The legal and procedural path now appears to rest with the sheriff’s department and the county coroner division. Authorities have said only that the case is under investigation and that the coroner is handling the death inquiry. In fatal animal attacks, investigators often work to establish ownership, the conditions in which the animals were kept, whether local or tribal animal control agencies had prior contact with the dogs and whether any criminal or civil penalties may apply. As of Thursday, officials had not announced an arrest, issued a citation publicly or said whether prosecutors were reviewing possible charges. They also had not identified a date for a fuller briefing or a final report. The sheriff’s Colorado River Station asked anyone with information to contact Deputy R. Flores, signaling that investigators may still be collecting statements, scene evidence and records tied to the animals and the property. The destruction of the three adult dogs may close off some avenues of immediate public concern, but it does not answer the central questions about ownership, prior behavior or whether the attack could have been prevented.

Family tributes added a more personal picture of Panuco after the initial law enforcement summary. An online fundraiser organized for the family said her husband, Richie Panuco, was left to care for their two children, identified there as a 6-year-old and a 7-month-old, after what the organizer called an “unimaginable loss.” The fundraiser said Emily worked at the CRITT library and described her as a devoted mother whose death left “a tremendous void.” That public appeal also underscored how quickly practical concerns follow sudden deaths, including funeral costs, daily expenses and support for young children.
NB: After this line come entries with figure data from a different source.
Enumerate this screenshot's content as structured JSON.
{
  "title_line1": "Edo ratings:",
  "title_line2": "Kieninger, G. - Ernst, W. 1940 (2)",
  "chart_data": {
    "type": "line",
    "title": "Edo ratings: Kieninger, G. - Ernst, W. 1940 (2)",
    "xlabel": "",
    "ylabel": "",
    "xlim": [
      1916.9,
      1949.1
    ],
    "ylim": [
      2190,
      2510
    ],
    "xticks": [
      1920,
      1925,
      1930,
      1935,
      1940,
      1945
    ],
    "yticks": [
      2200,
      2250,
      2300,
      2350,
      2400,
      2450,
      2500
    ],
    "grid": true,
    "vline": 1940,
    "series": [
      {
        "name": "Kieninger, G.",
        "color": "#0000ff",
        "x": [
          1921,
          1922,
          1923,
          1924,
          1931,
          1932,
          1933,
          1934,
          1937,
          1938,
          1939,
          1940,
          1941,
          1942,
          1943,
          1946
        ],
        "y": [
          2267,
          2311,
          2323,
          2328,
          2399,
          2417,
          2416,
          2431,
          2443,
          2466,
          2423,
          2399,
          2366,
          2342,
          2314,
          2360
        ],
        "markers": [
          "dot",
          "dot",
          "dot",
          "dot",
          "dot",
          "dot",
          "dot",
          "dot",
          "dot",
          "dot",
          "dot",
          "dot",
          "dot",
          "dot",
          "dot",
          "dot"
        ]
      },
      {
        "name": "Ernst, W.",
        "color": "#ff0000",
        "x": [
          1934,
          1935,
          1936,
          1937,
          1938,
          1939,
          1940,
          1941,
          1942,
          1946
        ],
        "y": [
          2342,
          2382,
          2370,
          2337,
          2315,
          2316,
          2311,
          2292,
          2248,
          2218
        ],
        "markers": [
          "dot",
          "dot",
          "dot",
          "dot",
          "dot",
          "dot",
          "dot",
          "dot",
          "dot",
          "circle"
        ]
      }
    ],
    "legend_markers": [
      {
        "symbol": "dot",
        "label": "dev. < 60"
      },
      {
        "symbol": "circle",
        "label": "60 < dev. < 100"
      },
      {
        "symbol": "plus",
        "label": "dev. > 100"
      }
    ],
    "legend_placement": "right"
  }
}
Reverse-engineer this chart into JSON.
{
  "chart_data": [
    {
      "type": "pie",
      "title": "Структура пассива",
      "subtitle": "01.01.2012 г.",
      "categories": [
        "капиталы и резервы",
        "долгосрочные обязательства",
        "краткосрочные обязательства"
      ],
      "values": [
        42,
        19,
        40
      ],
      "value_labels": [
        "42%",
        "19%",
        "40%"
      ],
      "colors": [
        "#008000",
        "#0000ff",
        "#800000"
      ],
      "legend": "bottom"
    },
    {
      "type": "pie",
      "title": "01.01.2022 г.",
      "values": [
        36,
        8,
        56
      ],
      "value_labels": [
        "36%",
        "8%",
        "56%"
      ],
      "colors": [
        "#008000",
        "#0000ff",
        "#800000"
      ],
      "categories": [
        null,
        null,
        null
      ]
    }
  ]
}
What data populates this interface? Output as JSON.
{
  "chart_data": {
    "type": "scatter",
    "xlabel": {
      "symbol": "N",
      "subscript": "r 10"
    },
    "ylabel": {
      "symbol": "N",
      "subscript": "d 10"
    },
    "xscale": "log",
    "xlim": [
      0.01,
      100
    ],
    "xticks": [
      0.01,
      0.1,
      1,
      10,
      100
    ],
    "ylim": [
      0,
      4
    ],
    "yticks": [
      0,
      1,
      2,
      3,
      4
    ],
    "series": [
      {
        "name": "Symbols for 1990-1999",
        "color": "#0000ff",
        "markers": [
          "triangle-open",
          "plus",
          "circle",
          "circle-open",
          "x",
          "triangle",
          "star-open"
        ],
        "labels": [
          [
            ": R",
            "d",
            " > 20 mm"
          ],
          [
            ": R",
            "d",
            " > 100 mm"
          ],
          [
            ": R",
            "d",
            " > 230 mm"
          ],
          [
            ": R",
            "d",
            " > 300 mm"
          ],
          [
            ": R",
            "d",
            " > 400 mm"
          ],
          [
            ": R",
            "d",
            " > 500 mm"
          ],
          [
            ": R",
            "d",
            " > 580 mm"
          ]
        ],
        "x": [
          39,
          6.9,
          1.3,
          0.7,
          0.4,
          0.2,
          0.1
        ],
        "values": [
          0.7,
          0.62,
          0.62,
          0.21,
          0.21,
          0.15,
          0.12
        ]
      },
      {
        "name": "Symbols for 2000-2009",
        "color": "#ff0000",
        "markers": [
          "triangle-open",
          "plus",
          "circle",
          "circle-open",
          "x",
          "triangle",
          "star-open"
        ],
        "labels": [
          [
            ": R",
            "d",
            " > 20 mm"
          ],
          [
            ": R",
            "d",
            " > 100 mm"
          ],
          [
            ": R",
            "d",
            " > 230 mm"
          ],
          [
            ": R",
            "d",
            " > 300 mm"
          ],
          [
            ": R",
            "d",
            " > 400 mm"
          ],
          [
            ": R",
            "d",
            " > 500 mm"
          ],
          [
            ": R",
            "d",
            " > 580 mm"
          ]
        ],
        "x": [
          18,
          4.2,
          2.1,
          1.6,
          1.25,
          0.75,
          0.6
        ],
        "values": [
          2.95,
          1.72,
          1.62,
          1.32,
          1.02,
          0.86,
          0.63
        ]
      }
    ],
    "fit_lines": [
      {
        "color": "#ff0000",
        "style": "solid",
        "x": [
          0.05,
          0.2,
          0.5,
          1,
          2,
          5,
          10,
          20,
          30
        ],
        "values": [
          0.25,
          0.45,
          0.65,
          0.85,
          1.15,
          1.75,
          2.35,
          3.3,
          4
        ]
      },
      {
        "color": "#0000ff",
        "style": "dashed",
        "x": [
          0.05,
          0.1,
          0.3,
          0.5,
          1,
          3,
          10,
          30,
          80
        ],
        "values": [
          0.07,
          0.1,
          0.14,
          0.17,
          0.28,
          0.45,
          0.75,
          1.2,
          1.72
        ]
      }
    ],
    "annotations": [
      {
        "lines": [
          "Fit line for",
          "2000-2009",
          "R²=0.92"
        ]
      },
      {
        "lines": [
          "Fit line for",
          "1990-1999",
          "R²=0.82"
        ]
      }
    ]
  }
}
Those messages, along with the sheriff’s outline of Panuco stepping in as the dogs attacked her son, have shaped public reaction to the case. The surviving child has not been named by authorities, and officials have released no detailed medical update on his recovery beyond saying he was treated and released. No public memorial date had been announced by Thursday, and no family statement beyond the fundraiser had been released through law enforcement channels.

The case stood Thursday as both a completed emergency response and an unfinished investigation: a 26-year-old mother was dead, her son had survived, the dogs were gone and the next public milestone was any coroner finding or sheriff update that explains what happened on Wingfoot Court before 3:30 p.m. on Feb. 27.

Author note: Last updated 2026-03-05.